The methods to be used range from intelligence on terrorist groups, individuals or countries that might be contemplating an attack, to quick response with vaccines to prevent widespread sickness and death.
Before his speech tomorrow, the president is expected to sign two orders, called presidential decision directives, implementing his new terrorism policies. One lays out new steps to prevent and prepare for terrorist attacks against the United States. The other spells out ways to protect the nation's information "infrastructure" from cyber-terrorists.
A secret simulation of a germ-warfare attack, conducted for high-level officials in March, showed the United States to be unprepared to deal with an act of terror involving biological weapons, according to a New York Times report in April.
A senior White House official cautioned that the speech was still in draft form yesterday and could change before it is delivered.
"He really does make them personal," the official said of the speech. Clinton's commencement addresses "take on a life of their own in the last 12 hours."
In keeping with tradition, the president is also expected to include in the speech a grant of amnesty for graduating midshipmen with minor demerits -- often a big applause line.
Clinton's appointment of Clarke responds to the widespread view that there are too many agencies with overlapping responsibility for a diverse variety of dangers considered "new threats" to national security.
The General Accounting Office, in an April report, wrote that "more money is being spent to combat terrorism without any assurance of whether it is focused on the right programs or in the right amounts."
But the proposed appointment has already generated bureaucratic conflict and could be derailed. Some agencies are fearful that a new "czar" will curb their power and trim their budgets.

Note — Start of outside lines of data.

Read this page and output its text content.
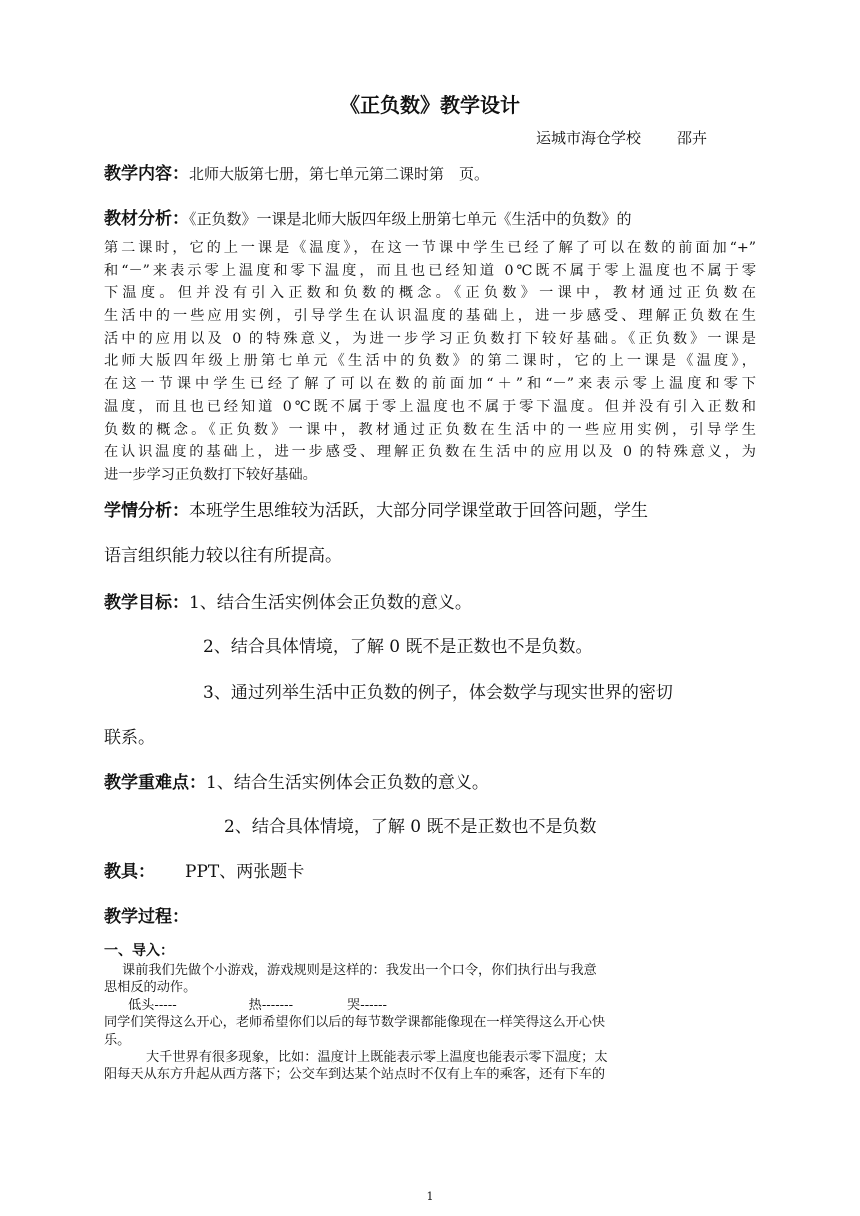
《正负数》教学设计
运城市海仓学校 邵卉
教学内容：北师大版第七册，第七单元第二课时第　页。
教材分析：《正负数》一课是北师大版四年级上册第七单元《生活中的负数》的
第二课时，它的上一课是《温度》，在这一节课中学生已经了解了可以在数的前面加“+”
和“－”来表示零上温度和零下温度，而且也已经知道 0℃既不属于零上温度也不属于零
下温度。但并没有引入正数和负数的概念。《正负数》一课中，教材通过正负数在
生活中的一些应用实例，引导学生在认识温度的基础上，进一步感受、理解正负数在生
活中的应用以及 0 的特殊意义，为进一步学习正负数打下较好基础。《正负数》一课是
北师大版四年级上册第七单元《生活中的负数》的第二课时，它的上一课是《温度》，
在这一节课中学生已经了解了可以在数的前面加“＋”和“－”来表示零上温度和零下
温度，而且也已经知道 0℃既不属于零上温度也不属于零下温度。但并没有引入正数和
负数的概念。《正负数》一课中，教材通过正负数在生活中的一些应用实例，引导学生
在认识温度的基础上，进一步感受、理解正负数在生活中的应用以及 0 的特殊意义，为
进一步学习正负数打下较好基础。
学情分析：本班学生思维较为活跃，大部分同学课堂敢于回答问题，学生
语言组织能力较以往有所提高。
教学目标：1、结合生活实例体会正负数的意义。
2、结合具体情境，了解 0 既不是正数也不是负数。
3、通过列举生活中正负数的例子，体会数学与现实世界的密切
联系。
教学重难点：1、结合生活实例体会正负数的意义。
2、结合具体情境，了解 0 既不是正数也不是负数
教具： PPT、两张题卡
教学过程：
一、导入：
课前我们先做个小游戏，游戏规则是这样的：我发出一个口令，你们执行出与我意
思相反的动作。
低头-----	热-------	哭------
同学们笑得这么开心，老师希望你们以后的每节数学课都能像现在一样笑得这么开心快
乐。
大千世界有很多现象，比如：温度计上既能表示零上温度也能表示零下温度；太
阳每天从东方升起从西方落下；公交车到达某个站点时不仅有上车的乘客，还有下车的
1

Clarke, 47, is the National Security Council official responsible for issues that cut across international boundaries, such as narcotics trafficking and terrorism. A former assistant secretary of state, he has built a career in the fields of emerging national security threats, technology and intelligence.
The threat posed by biological weapons is described by experts as both devastating and remote. Iraq is reported to have produced enough anthrax to kill millions. A former Russian official, Ken Alibek, claims that the former Soviet Union developed hundreds of tons of anthrax and dozens of tons of smallpox and plague, which he said could be loaded onto bombs and missiles.
Clinton is reported to have been alarmed about America's vulnerability to biological terrorism after reading Richard Preston's "The Cobra Event," a novel about a bio-terrorism attack in New York City.
But according to Jonathan Tucker, who directs a nonproliferation zTC project at the Monterey Institute of International Studies in California, few groups worldwide have the technical prowess, motivation and organizational capability to launch a biological terrorist attack.
"The vulnerability is very real; the question is the threat," he said. "I think it's been exaggerated. We're dealing with a low-probability, high-consequence threat."
The institute is researching 11 instances since 1970 in which groups or individuals tried to get or planned attacks with chemical or biological weapons.
The Japanese cult Aum Shinrikyo, which released the nerve gas sarin into the Tokyo subway system in 1995, tried but failed to stage a biological weapons attack.
"There are significant technical hurdles to terrorist use of these weapons," Tucker said.